Kay LeRoy, widow of Warner LeRoy, recalled in a phone conversation having cooked for Craig Claiborne. He had given Maxwell’s Plum a good review in The New York Times dining section, and the LeRoys wanted to thank him with a grand dinner at their house on Further Lane. They even bought brand-new table linens, flatware, and glasses for the occasion. Mrs. LeRoy made a boned chicken with truffles under the skin, stuffed with lobster mousse, a recipe from Raymond Oliver’s cookbook “La Cuisine.” (M. Oliver was chef/owner of Le Grand Vefour in Paris.) Mr. Claiborne showed up three sheets to the wind, proceeded to consume all the vodka and caviar served to him, and seemed to appreciate the effort taken, but never believed that Kay had made the dish herself. He had also called the LeRoys to ask for the pastry chef’s recipe for tarte Tatin that he’d sampled at Maxwell’s Plum. He was sure it was a male chef, but in fact, Kay had been working on perfecting it herself at their apartment in the Dakota, and would serve it to guinea-pig friends until it was just right. She too said she would absolutely make the chicken dish again.

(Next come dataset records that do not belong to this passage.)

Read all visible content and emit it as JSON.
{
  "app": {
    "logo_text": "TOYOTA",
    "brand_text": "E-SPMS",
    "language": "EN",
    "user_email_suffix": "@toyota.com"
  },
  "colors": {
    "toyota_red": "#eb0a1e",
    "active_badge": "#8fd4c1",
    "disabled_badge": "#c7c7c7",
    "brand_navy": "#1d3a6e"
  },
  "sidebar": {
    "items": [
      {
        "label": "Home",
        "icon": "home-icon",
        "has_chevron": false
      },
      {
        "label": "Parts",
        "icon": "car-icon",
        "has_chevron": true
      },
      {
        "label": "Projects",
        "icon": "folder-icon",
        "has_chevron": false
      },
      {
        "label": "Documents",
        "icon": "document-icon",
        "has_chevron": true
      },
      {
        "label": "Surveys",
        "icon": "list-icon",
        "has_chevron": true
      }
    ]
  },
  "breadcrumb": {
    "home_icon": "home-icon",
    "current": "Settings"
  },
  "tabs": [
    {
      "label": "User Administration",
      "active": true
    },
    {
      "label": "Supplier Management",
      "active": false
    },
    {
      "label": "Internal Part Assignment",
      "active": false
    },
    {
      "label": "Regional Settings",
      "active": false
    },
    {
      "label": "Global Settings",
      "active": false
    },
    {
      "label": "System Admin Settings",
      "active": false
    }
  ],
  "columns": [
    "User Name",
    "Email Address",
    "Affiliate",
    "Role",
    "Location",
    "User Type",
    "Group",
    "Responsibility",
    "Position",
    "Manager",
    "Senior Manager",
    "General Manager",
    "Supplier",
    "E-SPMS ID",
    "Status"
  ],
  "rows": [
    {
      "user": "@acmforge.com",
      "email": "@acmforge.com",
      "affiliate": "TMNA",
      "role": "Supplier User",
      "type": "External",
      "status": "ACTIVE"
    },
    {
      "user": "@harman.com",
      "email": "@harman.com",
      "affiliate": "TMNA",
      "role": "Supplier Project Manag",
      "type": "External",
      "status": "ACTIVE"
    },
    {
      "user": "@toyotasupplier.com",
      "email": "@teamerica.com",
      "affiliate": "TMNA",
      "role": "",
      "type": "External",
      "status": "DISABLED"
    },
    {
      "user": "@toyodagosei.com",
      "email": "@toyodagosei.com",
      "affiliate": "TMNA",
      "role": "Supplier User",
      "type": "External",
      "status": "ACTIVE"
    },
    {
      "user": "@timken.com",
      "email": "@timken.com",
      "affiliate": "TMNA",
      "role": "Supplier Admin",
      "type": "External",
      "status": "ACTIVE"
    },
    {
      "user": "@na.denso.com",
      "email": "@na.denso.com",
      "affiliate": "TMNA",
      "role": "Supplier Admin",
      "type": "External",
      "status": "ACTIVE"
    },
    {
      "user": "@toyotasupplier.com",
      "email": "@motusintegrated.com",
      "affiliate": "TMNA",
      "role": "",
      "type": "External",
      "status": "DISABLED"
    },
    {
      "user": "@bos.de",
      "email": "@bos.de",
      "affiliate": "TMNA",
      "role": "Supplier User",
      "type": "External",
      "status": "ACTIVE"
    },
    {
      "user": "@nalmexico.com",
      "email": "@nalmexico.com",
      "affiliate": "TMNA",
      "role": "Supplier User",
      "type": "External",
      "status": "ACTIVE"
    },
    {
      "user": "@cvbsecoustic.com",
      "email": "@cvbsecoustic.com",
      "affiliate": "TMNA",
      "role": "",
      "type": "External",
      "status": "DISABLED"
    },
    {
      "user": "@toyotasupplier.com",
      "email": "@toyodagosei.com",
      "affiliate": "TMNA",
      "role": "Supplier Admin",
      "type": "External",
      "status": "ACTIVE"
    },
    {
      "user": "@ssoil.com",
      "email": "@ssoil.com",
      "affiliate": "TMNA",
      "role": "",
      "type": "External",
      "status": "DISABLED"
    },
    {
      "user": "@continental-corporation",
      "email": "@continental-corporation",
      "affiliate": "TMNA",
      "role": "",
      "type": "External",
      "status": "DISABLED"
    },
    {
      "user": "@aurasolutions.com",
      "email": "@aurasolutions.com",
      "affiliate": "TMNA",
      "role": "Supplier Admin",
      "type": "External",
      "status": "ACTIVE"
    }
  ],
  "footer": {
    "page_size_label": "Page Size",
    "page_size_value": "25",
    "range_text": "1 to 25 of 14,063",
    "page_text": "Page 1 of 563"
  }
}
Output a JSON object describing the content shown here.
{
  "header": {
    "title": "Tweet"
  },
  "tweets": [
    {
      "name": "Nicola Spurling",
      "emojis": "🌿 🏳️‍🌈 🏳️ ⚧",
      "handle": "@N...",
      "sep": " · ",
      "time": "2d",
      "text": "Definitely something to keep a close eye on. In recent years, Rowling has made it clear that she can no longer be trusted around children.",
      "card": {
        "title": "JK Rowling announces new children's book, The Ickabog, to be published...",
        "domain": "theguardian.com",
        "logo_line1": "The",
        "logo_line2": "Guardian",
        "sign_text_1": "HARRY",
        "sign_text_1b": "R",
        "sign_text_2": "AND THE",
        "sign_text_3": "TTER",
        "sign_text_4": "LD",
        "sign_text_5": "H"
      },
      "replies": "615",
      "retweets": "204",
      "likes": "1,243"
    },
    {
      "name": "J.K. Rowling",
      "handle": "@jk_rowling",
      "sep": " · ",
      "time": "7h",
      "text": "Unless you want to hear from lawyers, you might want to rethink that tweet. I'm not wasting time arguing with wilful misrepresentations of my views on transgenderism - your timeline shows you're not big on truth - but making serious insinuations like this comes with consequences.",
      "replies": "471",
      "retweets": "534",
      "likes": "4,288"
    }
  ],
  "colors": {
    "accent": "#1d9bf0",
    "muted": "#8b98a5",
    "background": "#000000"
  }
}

I am a good cook, but not a great cook. I am self-taught and never learned sugar work or tempering chocolate or cake-decorating skills. My desserts are rustic — that’s a nice way of saying messy. The one time I made a complicated, labor-intensive dessert (although you never would have known it from the final result) was Charlie Trotter’s chocolate brioche English toffee bread pudding. It took two days, and I wasn’t particularly impressed with the time-spent-plus-final-result equation. But the head chef reassured me: “Now you can say you’ve made a Charlie Trotter dessert.” Feh. And meh. 

Another dessert I attempted for someone else’s swell dinner party was croquembouche. This is a beautiful assemblage of choux pastry puffs filled with pastry cream, dipped and drizzled with caramel, and arranged into a towering display. The good news is, the fancy gourmets at the party declared it the best they’d ever had. The bad news is, my “construction” of the tower ended up looking more like a cross between a piece of Brutalist architecture and Giacometti’s “L’Homme au doigt” (“Pointing Man”).

I have learned from my friends that attempting a recipe that is out of your comfort zone can be everything from supremely satisfying to a traumatic experience requiring therapy. For a chef like Ian and an avid cook like Kay, it can bring back wonderful memories and the desire to do it again.

This article has been modified from the print version to correct an editorial error in the title of the podcast. The correct title is  "Hugh Acheson Stirs the Pot."